This is my last missive from my trip to the Stans. This evening we flew from Bishkek, Kyrgyzstan, where we had a short but wonderful time in that land of nomads. We saw a sporting event yesterday whereby very skilled horsemen, divided into two teams, rode around the field trying to pick up a dead sheep, galloped down the field, and threw it into a big receptacle while the other team of horsemen tried to prevent them. It’s like a cross between American football and polo, but much rougher.
The city of Bishkek is surrounded by spectacular, high snowcapped mountains, the Tian Sian range, some 20,000 feet tall. However, the mountains are shrouded most of the time by clouds and smog. When they come into view periodically, it is breathtaking.
One of the things we learned about in Kyrgyzstan in more detail was the devastating consequences of the breakup of the former Soviet Union on that small country. Apparently three countries–Russia, Belorussia, and Ukraine–got together and decided to break up the Soviet Union. The Central Asian countries (“the Stans”) were not consulted, but just handed the decision as a fait accompli. The factories closed almost immediately (due to diminished demand), and the economy plummeted almost overnight. A large proportion of the Russians who had held prominent positions in the government and society left and returned to Russia. Both Russia and Belorussia invited them back, and some who remained feared discrimination and even retribution. Many skilled Kyrgyz people also left to find jobs elsewhere, mostly to Russia. There was hyperinflation combined with high unemployment. The poor suffered the most as is almost always the case.
Privatization of real estate happened quickly. If you had inhabited an apartment or house for a certain amount of time, it became yours if you filed the paperwork properly. Around Bishkek, which is in general a lovely city, you see many dilapidated apartment houses, which seem out of place in the rapidly developing city with some attractive new buildings. These older buildings are apparently the buildings where people got free apartments. Now there is little money or good cooperative governance in place to fix up the buildings, which have been slowly deteriorating over the past 30 years. I haven’t got a handle on how the collective farms were privatized, but the government ownership of land also was ended in rural areas.
While there were negative consequences, and apparently many older people are nostalgic about former Soviet times, the youthful population is happier about the changes; and there is overall an optimistic spirit. Still, many youth have to go abroad, usually to Russia, to earn a living so it’s a mixed bag.

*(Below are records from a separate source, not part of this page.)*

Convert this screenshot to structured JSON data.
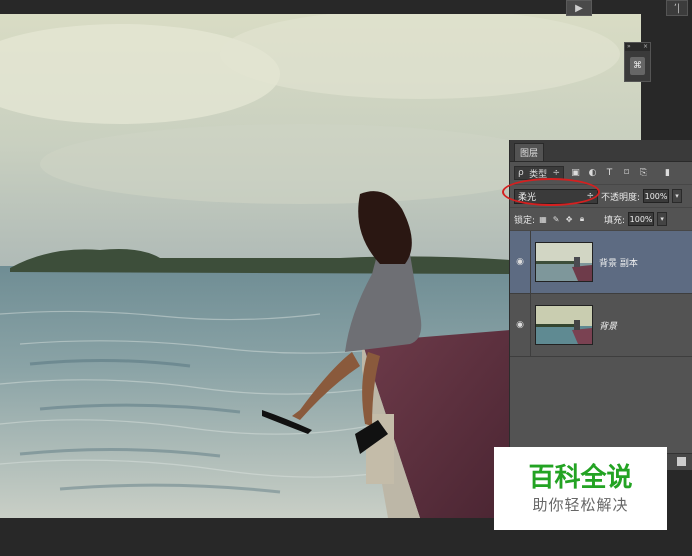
{
  "top_buttons": {
    "play_icon": "▶",
    "corner_icon": "ʼ|"
  },
  "mini_panel": {
    "collapse_icon": "»",
    "close_icon": "×",
    "tool_icon": "⌘"
  },
  "layers_panel": {
    "tab_label": "图层",
    "filter": {
      "value": "类型",
      "search_icon": "ρ",
      "arrow": "÷"
    },
    "filter_icons": [
      "image-filter-icon",
      "adjustment-filter-icon",
      "type-filter-icon",
      "shape-filter-icon",
      "smart-object-filter-icon"
    ],
    "blend_mode": {
      "value": "柔光",
      "arrow": "÷"
    },
    "opacity": {
      "label": "不透明度:",
      "value": "100%",
      "arrow": "▾"
    },
    "lock": {
      "label": "锁定:"
    },
    "fill": {
      "label": "填充:",
      "value": "100%",
      "arrow": "▾"
    },
    "layers": [
      {
        "name": "背景 副本",
        "selected": true
      },
      {
        "name": "背景",
        "selected": false
      }
    ]
  },
  "watermark": {
    "title": "百科全说",
    "subtitle": "助你轻松解决"
  },
  "colors": {
    "panel_bg": "#535353",
    "selected_layer": "#5d6b82",
    "highlight_ring": "#d42020",
    "watermark_green": "#23a323"
  }
}
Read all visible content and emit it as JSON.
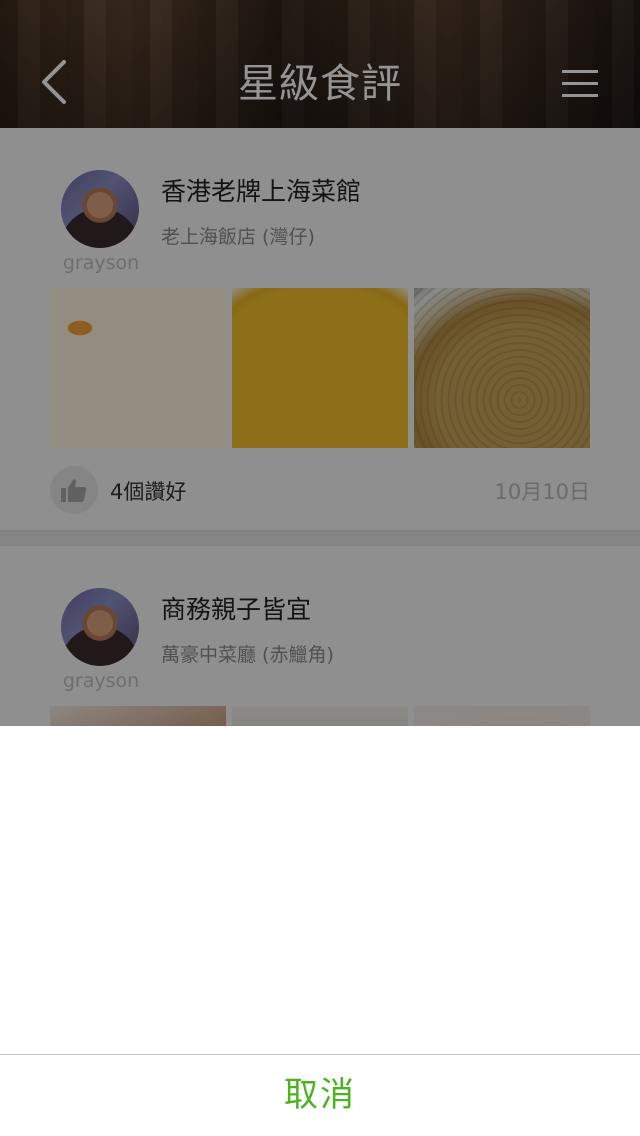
{
  "header": {
    "title": "星級食評",
    "back_icon": "chevron-left-icon",
    "menu_icon": "hamburger-menu-icon"
  },
  "reviews": [
    {
      "username": "grayson",
      "title": "香港老牌上海菜館",
      "restaurant": "老上海飯店 (灣仔)",
      "likes": "4個讚好",
      "date": "10月10日"
    },
    {
      "username": "grayson",
      "title": "商務親子皆宜",
      "restaurant": "萬豪中菜廳 (赤鱲角)"
    }
  ],
  "sheet": {
    "cancel_label": "取消"
  },
  "colors": {
    "accent_green": "#4cb320",
    "overlay": "rgba(0,0,0,0.42)"
  }
}
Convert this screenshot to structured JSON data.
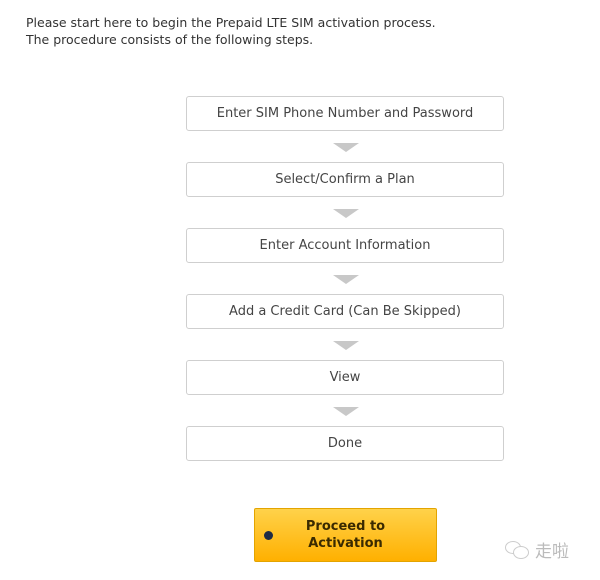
{
  "intro": {
    "line1": "Please start here to begin the Prepaid LTE SIM activation process.",
    "line2": "The procedure consists of the following steps."
  },
  "steps": [
    {
      "label": "Enter SIM Phone Number and Password"
    },
    {
      "label": "Select/Confirm a Plan"
    },
    {
      "label": "Enter Account Information"
    },
    {
      "label": "Add a Credit Card (Can Be Skipped)"
    },
    {
      "label": "View"
    },
    {
      "label": "Done"
    }
  ],
  "proceed_button": {
    "label": "Proceed to\nActivation",
    "icon": "circle-arrow-icon",
    "color": "#ffc21a"
  },
  "watermark": {
    "text": "走啦",
    "icon": "wechat-icon"
  }
}
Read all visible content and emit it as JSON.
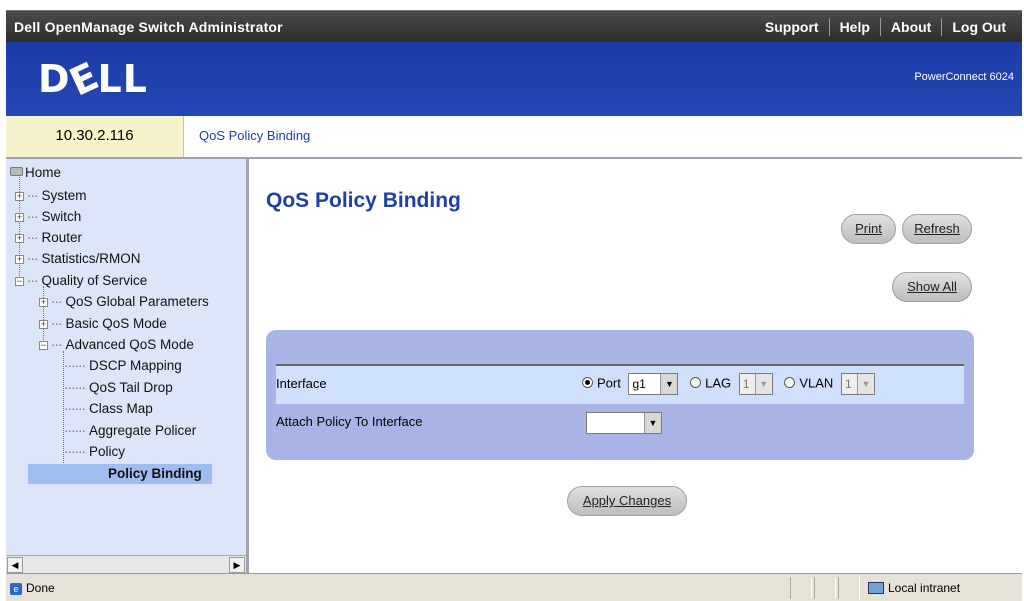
{
  "titlebar": {
    "app_title": "Dell OpenManage Switch Administrator",
    "links": [
      "Support",
      "Help",
      "About",
      "Log Out"
    ]
  },
  "banner": {
    "logo": "DELL",
    "product": "PowerConnect 6024"
  },
  "address": {
    "ip": "10.30.2.116",
    "breadcrumb": "QoS Policy Binding"
  },
  "tree": {
    "home": "Home",
    "system": "System",
    "switch": "Switch",
    "router": "Router",
    "statistics": "Statistics/RMON",
    "qos": "Quality of Service",
    "qos_global": "QoS Global Parameters",
    "basic_qos": "Basic QoS Mode",
    "advanced_qos": "Advanced QoS Mode",
    "dscp": "DSCP Mapping",
    "tail_drop": "QoS Tail Drop",
    "class_map": "Class Map",
    "aggregate": "Aggregate Policer",
    "policy": "Policy",
    "policy_binding": "Policy Binding"
  },
  "main": {
    "title": "QoS Policy Binding",
    "buttons": {
      "print": "Print",
      "refresh": "Refresh",
      "show_all": "Show All",
      "apply": "Apply Changes"
    },
    "form": {
      "interface_label": "Interface",
      "attach_label": "Attach Policy To Interface",
      "port_label": "Port",
      "port_value": "g1",
      "lag_label": "LAG",
      "lag_value": "1",
      "vlan_label": "VLAN",
      "vlan_value": "1",
      "attach_value": ""
    }
  },
  "status": {
    "text": "Done",
    "zone": "Local intranet"
  }
}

I think the Russians have the right idea about immigration. While the circumstances and economies are different, Russia and the US both have a shortage of unskilled labor. Yet they encourage Central Asians to migrate to Russia for work and give them work permits easily along with a path to citizenship. They are allowed to go back and forth to their home countries as they like. We, on the other hand, force hardworking immigrants to come illegally to do the jobs that Americans don’t want for low pay and keep them in the shadows so that they have no legal status and cannot return home to see their families. It is an unnecessary and cruel system (or non-system).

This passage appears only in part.